In another hut, next to Gau Maya’s, is Damber Kumari, 12, who stays with her younger brother and sister. Roofed with green plastic, Damber Kumari said that, during heavy downpours, the rain not only leaks in from the roof but also through the open windowless sides of the hut.

Sitting on a bamboo bed in one corner of a smoky room, Damber Kumari said that a lot of children bully her. Under the bed lie trunks, a few clothes, books, plates, mugs, shoes and rations.

Student Sonam Lhamo, 10, used to brave long distances and travel through dense forest and rugged terrain every morning and evening, to and fro school, until one evening when a boulder came rolling down and crushed her right leg. Today she stays with a teacher at the school.

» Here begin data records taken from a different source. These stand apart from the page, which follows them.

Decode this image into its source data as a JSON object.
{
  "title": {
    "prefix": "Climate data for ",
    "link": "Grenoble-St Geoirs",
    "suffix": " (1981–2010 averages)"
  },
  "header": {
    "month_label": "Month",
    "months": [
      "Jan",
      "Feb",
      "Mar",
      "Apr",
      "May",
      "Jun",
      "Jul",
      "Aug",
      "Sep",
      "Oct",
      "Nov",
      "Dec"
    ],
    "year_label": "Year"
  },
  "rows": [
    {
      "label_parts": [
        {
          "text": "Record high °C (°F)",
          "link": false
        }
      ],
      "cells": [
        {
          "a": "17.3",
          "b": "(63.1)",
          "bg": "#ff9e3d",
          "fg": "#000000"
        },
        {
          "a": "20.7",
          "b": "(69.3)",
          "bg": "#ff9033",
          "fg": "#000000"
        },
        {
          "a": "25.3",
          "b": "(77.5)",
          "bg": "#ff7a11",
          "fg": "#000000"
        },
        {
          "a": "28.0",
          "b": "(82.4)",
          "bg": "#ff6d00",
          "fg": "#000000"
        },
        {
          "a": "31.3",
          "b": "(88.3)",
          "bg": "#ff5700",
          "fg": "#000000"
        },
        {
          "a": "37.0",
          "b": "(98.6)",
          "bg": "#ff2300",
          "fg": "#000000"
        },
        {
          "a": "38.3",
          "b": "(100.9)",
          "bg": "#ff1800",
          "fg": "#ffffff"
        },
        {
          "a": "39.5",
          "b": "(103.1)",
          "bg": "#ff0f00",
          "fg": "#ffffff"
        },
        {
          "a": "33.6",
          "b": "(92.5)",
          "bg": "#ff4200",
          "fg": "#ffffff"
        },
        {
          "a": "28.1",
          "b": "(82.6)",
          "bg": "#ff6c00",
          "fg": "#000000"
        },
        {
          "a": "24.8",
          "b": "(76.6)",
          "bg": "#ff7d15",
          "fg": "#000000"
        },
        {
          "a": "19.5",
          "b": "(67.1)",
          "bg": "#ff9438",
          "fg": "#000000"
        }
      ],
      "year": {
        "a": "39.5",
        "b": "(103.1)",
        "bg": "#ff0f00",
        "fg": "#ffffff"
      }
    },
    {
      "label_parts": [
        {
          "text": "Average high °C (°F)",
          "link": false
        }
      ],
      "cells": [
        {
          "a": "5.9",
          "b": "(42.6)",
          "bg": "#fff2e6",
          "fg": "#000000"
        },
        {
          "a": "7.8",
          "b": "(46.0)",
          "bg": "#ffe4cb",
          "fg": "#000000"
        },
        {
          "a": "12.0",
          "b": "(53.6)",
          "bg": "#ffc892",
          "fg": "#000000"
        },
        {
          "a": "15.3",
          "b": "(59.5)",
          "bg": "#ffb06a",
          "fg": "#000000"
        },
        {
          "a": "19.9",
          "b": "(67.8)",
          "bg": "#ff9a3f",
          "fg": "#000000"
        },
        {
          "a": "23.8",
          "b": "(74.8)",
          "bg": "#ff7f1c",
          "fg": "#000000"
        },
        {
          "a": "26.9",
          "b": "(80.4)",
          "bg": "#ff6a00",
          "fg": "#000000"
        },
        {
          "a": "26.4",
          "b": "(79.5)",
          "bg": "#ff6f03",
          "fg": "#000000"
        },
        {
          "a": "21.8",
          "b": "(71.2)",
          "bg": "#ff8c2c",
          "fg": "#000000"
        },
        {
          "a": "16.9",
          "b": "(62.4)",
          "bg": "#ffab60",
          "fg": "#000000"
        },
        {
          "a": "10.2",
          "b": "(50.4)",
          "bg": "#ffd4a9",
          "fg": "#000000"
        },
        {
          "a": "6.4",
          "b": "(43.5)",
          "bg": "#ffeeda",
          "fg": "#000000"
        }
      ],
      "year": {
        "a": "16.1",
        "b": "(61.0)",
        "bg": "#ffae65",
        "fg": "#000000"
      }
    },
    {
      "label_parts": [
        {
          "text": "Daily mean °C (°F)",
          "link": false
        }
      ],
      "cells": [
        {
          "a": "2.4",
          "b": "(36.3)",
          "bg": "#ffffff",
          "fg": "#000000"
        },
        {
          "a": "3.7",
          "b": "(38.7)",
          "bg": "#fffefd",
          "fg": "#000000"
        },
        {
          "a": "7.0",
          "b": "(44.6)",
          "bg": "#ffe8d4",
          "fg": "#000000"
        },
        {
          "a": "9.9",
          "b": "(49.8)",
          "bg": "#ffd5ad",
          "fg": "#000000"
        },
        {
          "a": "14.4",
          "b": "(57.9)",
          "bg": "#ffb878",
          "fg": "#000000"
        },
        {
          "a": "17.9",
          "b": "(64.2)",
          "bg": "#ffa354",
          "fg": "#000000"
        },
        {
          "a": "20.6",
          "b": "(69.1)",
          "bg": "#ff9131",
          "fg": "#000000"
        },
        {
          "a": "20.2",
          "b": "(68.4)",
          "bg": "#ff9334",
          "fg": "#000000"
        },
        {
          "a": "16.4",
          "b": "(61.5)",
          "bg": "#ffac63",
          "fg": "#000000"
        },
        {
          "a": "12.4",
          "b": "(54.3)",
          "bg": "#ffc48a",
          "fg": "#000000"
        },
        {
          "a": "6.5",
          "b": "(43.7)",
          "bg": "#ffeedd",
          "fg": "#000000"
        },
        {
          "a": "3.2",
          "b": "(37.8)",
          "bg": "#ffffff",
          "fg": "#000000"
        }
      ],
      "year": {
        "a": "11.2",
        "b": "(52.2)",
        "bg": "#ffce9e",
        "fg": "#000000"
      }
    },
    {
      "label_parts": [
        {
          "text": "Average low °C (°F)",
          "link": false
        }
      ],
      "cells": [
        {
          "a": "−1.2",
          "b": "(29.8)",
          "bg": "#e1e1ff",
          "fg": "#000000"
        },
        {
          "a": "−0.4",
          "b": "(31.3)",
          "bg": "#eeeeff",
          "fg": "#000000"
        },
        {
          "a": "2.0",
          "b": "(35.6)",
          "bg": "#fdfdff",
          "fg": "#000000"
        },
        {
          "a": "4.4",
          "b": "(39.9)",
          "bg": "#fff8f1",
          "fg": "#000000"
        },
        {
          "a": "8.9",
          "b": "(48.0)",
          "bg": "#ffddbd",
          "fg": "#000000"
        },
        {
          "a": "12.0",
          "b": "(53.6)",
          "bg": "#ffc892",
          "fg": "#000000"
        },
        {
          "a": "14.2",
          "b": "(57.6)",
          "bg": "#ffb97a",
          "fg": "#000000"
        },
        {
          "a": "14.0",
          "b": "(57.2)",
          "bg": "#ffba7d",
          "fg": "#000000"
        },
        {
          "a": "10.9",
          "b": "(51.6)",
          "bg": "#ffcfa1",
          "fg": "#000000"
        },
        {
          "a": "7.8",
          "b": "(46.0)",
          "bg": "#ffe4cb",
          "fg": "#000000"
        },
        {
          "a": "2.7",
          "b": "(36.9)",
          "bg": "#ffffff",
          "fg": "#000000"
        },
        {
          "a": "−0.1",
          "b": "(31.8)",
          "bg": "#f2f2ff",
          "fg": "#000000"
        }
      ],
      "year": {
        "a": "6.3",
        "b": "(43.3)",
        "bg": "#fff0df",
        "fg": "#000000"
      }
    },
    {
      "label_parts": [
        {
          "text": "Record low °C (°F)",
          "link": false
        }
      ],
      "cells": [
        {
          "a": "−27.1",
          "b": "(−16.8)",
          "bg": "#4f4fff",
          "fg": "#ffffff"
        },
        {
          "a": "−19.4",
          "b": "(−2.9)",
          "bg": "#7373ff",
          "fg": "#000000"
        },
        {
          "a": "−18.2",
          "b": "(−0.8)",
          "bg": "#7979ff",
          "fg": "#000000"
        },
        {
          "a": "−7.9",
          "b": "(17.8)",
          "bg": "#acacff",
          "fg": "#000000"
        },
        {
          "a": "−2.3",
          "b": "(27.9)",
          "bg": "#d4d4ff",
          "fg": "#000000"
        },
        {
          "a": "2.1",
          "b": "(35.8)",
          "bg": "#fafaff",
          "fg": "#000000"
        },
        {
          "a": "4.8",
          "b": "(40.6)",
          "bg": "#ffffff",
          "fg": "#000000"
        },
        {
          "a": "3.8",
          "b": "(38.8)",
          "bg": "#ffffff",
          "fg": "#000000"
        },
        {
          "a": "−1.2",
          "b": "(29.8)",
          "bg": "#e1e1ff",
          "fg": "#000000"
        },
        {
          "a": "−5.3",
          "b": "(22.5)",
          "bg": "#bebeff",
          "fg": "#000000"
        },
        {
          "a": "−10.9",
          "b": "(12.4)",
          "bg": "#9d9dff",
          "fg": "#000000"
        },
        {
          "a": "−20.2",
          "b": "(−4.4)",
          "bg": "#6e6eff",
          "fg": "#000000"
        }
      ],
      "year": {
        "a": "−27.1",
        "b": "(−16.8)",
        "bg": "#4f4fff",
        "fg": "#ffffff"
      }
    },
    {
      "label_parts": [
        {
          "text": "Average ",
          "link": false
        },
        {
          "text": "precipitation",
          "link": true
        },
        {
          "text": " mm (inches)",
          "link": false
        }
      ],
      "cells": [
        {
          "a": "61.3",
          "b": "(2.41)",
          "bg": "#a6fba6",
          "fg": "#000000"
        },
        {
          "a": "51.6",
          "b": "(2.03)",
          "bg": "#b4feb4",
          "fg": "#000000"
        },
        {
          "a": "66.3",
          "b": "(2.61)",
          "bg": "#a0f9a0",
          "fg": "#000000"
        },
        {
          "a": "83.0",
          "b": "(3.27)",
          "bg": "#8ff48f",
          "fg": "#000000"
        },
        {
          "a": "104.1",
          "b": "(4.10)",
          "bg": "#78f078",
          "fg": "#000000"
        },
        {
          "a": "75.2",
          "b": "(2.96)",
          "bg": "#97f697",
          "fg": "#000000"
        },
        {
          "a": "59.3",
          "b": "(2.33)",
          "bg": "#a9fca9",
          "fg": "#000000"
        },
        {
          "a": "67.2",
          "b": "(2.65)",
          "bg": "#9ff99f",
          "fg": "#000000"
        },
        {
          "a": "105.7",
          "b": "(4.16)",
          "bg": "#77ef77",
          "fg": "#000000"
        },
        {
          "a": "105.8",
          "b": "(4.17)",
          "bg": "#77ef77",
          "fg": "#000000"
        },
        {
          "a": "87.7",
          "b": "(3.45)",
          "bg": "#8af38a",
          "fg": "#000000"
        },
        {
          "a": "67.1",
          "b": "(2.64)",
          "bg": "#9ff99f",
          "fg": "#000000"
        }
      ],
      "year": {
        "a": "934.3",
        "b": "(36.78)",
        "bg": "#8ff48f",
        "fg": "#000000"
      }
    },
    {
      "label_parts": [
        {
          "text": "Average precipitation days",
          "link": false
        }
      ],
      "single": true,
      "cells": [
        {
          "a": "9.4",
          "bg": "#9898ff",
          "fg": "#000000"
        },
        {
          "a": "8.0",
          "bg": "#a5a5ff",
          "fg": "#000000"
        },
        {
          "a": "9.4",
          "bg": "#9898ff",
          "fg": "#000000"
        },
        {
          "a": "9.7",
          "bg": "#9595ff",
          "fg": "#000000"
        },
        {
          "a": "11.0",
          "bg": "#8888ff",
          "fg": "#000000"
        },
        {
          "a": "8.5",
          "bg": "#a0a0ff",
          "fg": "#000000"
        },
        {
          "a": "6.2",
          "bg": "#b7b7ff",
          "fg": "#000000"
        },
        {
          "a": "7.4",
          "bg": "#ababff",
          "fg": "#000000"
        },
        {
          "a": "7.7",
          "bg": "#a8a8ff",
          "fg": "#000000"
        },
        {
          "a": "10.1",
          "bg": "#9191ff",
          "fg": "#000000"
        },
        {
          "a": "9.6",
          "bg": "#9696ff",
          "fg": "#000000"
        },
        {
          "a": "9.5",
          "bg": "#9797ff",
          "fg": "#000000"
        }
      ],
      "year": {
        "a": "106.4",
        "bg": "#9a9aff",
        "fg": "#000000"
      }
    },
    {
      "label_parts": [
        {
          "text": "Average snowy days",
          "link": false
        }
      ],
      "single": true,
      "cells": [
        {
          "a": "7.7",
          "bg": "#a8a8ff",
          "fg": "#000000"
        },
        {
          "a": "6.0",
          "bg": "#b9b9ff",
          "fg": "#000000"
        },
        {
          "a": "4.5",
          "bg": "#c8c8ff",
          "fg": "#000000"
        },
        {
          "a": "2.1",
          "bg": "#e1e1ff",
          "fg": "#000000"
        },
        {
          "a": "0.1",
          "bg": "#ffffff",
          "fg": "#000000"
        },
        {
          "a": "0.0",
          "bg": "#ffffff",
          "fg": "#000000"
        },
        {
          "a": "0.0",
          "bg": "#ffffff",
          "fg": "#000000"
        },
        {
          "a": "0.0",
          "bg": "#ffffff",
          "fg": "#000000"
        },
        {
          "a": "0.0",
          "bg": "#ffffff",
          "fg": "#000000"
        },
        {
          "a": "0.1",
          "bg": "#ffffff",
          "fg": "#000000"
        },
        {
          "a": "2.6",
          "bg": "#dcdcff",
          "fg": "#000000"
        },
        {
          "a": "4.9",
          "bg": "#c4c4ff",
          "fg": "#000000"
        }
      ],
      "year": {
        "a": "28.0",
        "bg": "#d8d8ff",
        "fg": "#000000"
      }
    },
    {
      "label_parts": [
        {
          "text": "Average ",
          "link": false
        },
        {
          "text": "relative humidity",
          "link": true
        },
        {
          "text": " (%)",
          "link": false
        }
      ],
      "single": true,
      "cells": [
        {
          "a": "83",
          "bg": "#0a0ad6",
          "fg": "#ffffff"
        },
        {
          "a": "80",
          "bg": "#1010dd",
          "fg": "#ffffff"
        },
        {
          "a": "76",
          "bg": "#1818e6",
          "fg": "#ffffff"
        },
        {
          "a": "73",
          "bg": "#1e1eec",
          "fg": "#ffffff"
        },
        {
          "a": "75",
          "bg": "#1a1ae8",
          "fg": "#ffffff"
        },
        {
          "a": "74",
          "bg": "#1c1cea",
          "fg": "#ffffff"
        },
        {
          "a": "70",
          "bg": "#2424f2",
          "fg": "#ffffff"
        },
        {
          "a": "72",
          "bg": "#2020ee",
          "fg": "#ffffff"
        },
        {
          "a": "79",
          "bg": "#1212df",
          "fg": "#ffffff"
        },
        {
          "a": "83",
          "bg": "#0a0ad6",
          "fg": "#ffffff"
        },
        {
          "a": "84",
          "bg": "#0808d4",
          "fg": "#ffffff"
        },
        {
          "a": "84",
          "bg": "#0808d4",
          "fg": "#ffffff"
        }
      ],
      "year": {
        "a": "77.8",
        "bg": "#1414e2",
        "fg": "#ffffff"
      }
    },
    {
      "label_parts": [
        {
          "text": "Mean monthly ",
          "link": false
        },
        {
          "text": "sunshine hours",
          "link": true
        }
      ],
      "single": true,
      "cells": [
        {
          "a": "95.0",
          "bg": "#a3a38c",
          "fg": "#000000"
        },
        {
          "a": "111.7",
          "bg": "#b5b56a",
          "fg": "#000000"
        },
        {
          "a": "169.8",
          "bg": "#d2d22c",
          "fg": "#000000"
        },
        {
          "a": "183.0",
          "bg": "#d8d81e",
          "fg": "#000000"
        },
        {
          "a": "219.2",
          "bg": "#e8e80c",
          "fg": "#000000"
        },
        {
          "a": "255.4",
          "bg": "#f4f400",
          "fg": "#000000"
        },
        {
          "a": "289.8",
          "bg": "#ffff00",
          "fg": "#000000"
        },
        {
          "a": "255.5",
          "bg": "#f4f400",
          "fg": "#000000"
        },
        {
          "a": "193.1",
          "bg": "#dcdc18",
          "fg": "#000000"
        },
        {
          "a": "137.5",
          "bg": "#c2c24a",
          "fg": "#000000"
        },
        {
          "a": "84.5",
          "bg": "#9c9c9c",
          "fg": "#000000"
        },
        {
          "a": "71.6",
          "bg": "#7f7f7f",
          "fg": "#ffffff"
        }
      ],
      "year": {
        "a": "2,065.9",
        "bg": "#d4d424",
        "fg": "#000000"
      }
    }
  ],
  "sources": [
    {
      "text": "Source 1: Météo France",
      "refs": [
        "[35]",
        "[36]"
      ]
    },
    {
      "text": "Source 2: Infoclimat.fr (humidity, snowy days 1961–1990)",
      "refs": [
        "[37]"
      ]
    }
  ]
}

All the students cook, eat, study and sleep in the same room.

There is one water tank near the school kitchen and most students spend their evenings, carrying jerry cans and fetching water. Students do not have mattresses, bed-sheets and blankets. As replacements, they use their ghos and kiras and old torn cartons or straw.

“I prefer staying in school because it’s too risky to walk home,” said a class five student, Amar Singh, adding that the jungles are infested with leeches, snakes and bears. Children, as young as six and seven, stay in this informal facility.

The school was established in 2001. WFP provides the food – breakfast and lunch. There are no playgrounds or dining hall. The school has a principal Palden Dorji and seven teachers.

Lajab gup, Gembo, said that the school had to resort to the informal boarding system because there is no community school in the gewog. “The school had to be located here since it is the centre of the six chiwogs, though there’s no settlement around,” he said. He said that the gewog had put in a request for four community schools in the 10th Plan.

Principal Palden Dorji said that he has submitted a proposal for proper boarding facilities for the school to the Dagana district education office.

But district education officer, Sonam Bumthap, said that providing boarding facilities was not in the pipeline. “WFP provides the food in stipend, but there’s no provision for boarding stipend facility,” he said.

As the sun sets behind the mountains, Kinzang Drakpa lights the kerosene lamp and, true to his granddaughter’s word, he does not let them hang around. He makes them read books. “They have to study,” he said, adding that he spent his old age cooking for them so that they could be someone in their lives.